Odds are offered on any finishing position, including last, and it wouldn't be difficult for a rider to agree to finish at the tail of the field to ensure a payout.
Punters, however, are given some information to help. Each rider declares on the eve of the race what position they will adopt - senko (leadout; must attack 400m before the finish), makuri (second, sometimes third wheel; must not attack before 300m) and oikona (third, sometimes fourth wheel; must not attack before 150m) - and how they are feeling. It all helps the form guide.
"This is locked in with the newspapers and TVs and then there is nothing that can be done to change it," says Van Velthooven, who has already been nicknamed The Rhino because he's that much bigger than his opponents. "Tactics and gear selection go out to all the bookies and then people start to bet according to that information.
"There is pressure to perform every day. Every race we do it 100 per cent full-on. We don't get that in New Zealand, maybe two or three times a year, but over here it's two or three times a month.
"We are definitely objects. The Japanese riders are a bit like horses. They want to beat the internationals so the money goes to a local rider but they respect us because we are helping to put more money into the pockets with higher purses at each race."
The money is one of the reasons hundreds of young riders aged 18-22 apply to go to keirin school each year. The school typically accepts only 10 per cent of applicants and the successful ones undergo an intensive 10-month programme to learn the rules, etiquette and skills required to race professionally.
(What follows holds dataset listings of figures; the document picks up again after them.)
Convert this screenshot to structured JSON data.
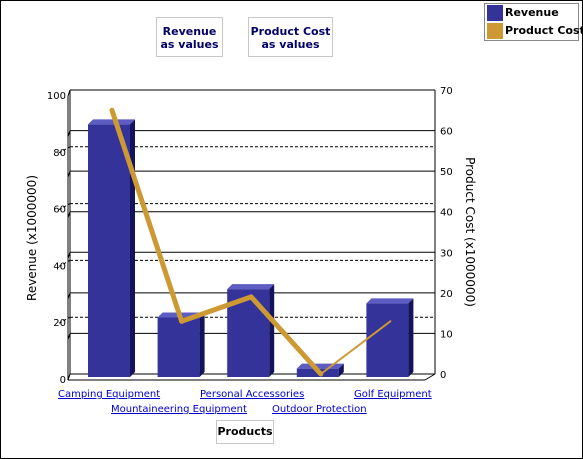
{
  "notes": {
    "revenue": [
      "Revenue",
      "as values"
    ],
    "cost": [
      "Product Cost",
      "as values"
    ]
  },
  "legend": [
    {
      "label": "Revenue",
      "color": "#333399"
    },
    {
      "label": "Product Cost",
      "color": "#cc9933"
    }
  ],
  "chart_data": {
    "type": "bar",
    "categories": [
      "Camping Equipment",
      "Mountaineering Equipment",
      "Personal Accessories",
      "Outdoor Protection",
      "Golf Equipment"
    ],
    "series": [
      {
        "name": "Revenue",
        "kind": "bar",
        "axis": "left",
        "color": "#333399",
        "values": [
          90,
          22,
          32,
          4,
          27
        ]
      },
      {
        "name": "Product Cost",
        "kind": "line",
        "axis": "right",
        "color": "#cc9933",
        "values": [
          65,
          13,
          19,
          0,
          13
        ]
      }
    ],
    "ylabel": "Revenue (x1000000)",
    "y2label": "Product Cost (x1000000)",
    "xlabel": "Products",
    "ylim": [
      0,
      100
    ],
    "y2lim": [
      0,
      70
    ],
    "yticks": [
      "0",
      "20",
      "40",
      "60",
      "80",
      "100"
    ],
    "y2ticks": [
      "0",
      "10",
      "20",
      "30",
      "40",
      "50",
      "60",
      "70"
    ],
    "legend_position": "top-right",
    "grid": true
  }
}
The school is located on the outskirts of Shuzenji, about an hour south of Tokyo, and 7km up a steep mountain. It's also where Van Velthooven lives, although he isn't subjected to the intensive regime.
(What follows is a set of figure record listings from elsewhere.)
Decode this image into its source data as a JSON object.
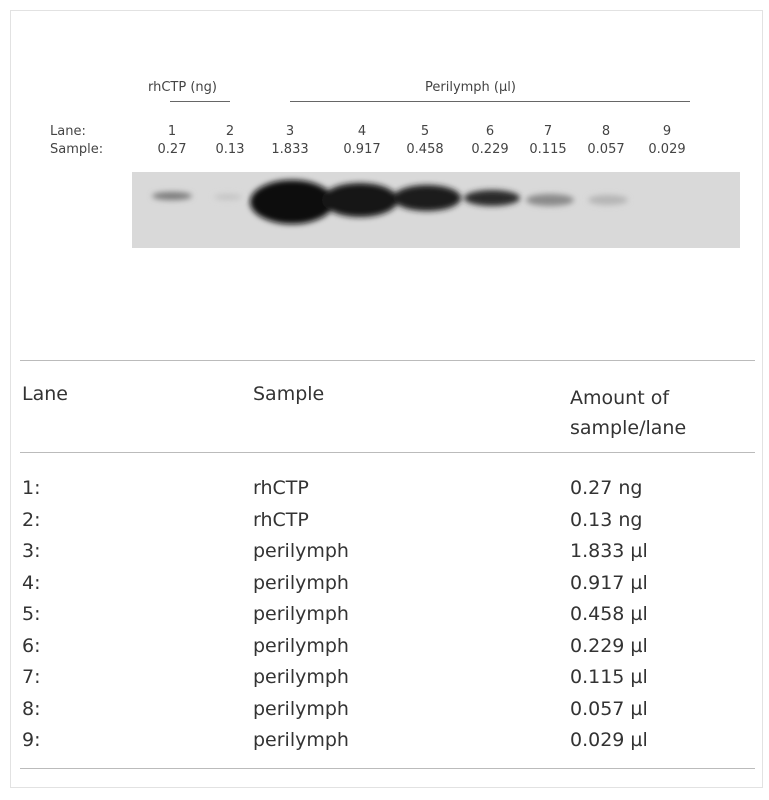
{
  "blot": {
    "groups": [
      "rhCTP (ng)",
      "Perilymph (µl)"
    ],
    "lane_label": "Lane:",
    "sample_label": "Sample:",
    "lanes": [
      "1",
      "2",
      "3",
      "4",
      "5",
      "6",
      "7",
      "8",
      "9"
    ],
    "samples": [
      "0.27",
      "0.13",
      "1.833",
      "0.917",
      "0.458",
      "0.229",
      "0.115",
      "0.057",
      "0.029"
    ]
  },
  "table": {
    "headers": [
      "Lane",
      "Sample",
      "Amount of sample/lane"
    ],
    "rows": [
      [
        "1:",
        "rhCTP",
        "0.27 ng"
      ],
      [
        "2:",
        "rhCTP",
        "0.13 ng"
      ],
      [
        "3:",
        "perilymph",
        "1.833 µl"
      ],
      [
        "4:",
        "perilymph",
        "0.917 µl"
      ],
      [
        "5:",
        "perilymph",
        "0.458 µl"
      ],
      [
        "6:",
        "perilymph",
        "0.229 µl"
      ],
      [
        "7:",
        "perilymph",
        "0.115 µl"
      ],
      [
        "8:",
        "perilymph",
        "0.057 µl"
      ],
      [
        "9:",
        "perilymph",
        "0.029 µl"
      ]
    ]
  }
}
"It's just like sumo camp," Van Velthooven says. "All these teenagers are running around getting harassed by their teachers and learning the ways of the keirin riders.
"The school is a nice place but it would have been much nicer back in the '80s and '90s. There hasn't been much doing-up around the place at all - although you could eat off any surface [it's that clean]. But it has everything I need - there are four tracks to train on and two gyms.
"The international riders did it for 10 days because we need a licence to compete. What we learned was good for rules and regulations but it didn't prepare us for the real thing."
Despite the school pumping out 150 young keirin riders each year, most riders are in their thirties. There are 4000 registered riders in Japan and it's not uncommon for someone to compete into his fifties. The oldest racer ever, Uemura San, was 60 when he retired from the track.
The top riders become national heroes but are little known outside Japan. But because of the Japanese tradition and influence, keirin was added to the international track programme in 1980 and as an Olympic discipline in 2000.
Van Velthooven has signed up to the Japanese circuit for two years and already wants to extend it because of the financial rewards. But there is nowhere better for him to learn his craft.
The money is good, but an Olympic medal would be even better.